M. Habi Mahamadou Salissou, ministre de l’Urbanisme et du Logement : "La meilleure façon de réduire les coûts des loyers est d’augmenter considérablement l’offre en logement "
Monsieur le ministre, les Nigériens vivant dans les centres urbains sont confrontés aux problèmes de logements. Quelles solutions votre département ministériel préconise pour remédier à ce problème?
En effet, aujourd’hui, le logement est la principale préoccupation des citadins. C’est pour répondre à cette préoccupation des Nigériens en général, surtout ceux vivant dans les centres urbains, qu’il a été prévu dans le Programme de la Renaissance de Son Excellence Monsieur le Président de la République, la construction de 1000 logements sociaux par an, soit cinq mille logements pour ce quinquennat. C’est vrai que c’est même peu par rapport à la demande, pourquoi pas 40.000 logements? C’est difficile, mais nous sommes en train de tout mettre en œuvre pour que d’ici la fin de ce mandat, ce challenge là soit relevé. Mon département ministériel est à pied d’œuvre pour la concrétisation de cet ambitieux programme. Plusieurs conventions de partenariat public-privé sont signées, ou en cours de signature, pour la construction de près de 10 000 logements à Niamey et dans les autres chefs-lieux de région, et nous gardons bon espoir quant à l’aboutissement de ces dossiers, surtout après l’adoption, par l’Assemblée Nationale, de la loi fixant le régime financier, fiscal et comptable applicable aux contrats de partenariat public-privé. Très bientôt, nous allons tout mettre en chantier.

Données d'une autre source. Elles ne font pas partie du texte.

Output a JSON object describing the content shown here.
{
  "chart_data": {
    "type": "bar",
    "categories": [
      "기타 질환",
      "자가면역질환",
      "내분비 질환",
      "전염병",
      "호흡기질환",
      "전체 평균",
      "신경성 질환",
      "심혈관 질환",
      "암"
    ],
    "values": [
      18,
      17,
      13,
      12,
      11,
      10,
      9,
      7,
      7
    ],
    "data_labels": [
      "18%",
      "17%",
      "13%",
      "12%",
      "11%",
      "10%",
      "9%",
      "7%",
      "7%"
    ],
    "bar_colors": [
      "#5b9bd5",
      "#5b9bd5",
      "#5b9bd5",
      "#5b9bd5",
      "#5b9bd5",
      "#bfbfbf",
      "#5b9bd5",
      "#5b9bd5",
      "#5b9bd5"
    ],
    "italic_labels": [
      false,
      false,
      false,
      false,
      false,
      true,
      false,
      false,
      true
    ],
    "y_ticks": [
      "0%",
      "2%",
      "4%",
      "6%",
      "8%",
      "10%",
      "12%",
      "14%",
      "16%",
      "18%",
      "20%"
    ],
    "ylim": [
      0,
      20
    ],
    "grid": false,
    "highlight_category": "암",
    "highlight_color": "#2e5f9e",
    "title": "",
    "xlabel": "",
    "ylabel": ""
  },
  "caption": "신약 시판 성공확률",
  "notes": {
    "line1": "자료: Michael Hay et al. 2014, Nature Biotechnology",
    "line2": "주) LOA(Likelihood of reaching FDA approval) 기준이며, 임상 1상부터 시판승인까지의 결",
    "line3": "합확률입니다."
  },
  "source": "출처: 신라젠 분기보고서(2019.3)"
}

Et qu’en est-il, Monsieur le ministre, des conditions et modalités d’accès à ces logements sociaux?
Nous avons organisé dernièrement un atelier d’information par rapport à ces logements sociaux, et nous sommes déjà en train de recueillir plusieurs centaines de demandes, tant à Niamey qu’à l’intérieur du pays. Ce qui montre tout l’engouement que suscite cette opération. Le degré d’engagement du Chef de l’Etat nous permet d’aller résolument vers la construction des logements sociaux, des logements économiques, et même des logements administratifs, pour abriter la plupart des cadres et des services de l’Etat. Vous n’êtes pas sans savoir qu’aujourd’hui, la plupart des ministères, des directions centrales et régionales sont en train de louer, parce qu’il y a un manque de bâtiments. Une politique est engagée, et nous sommes sûrs que nous allons la réussir. Maintenant, par rapport à un certain nombre de questions que les gens se posent, nous sommes ouverts et à travers nos services techniques, on pourra certainement leur répondre.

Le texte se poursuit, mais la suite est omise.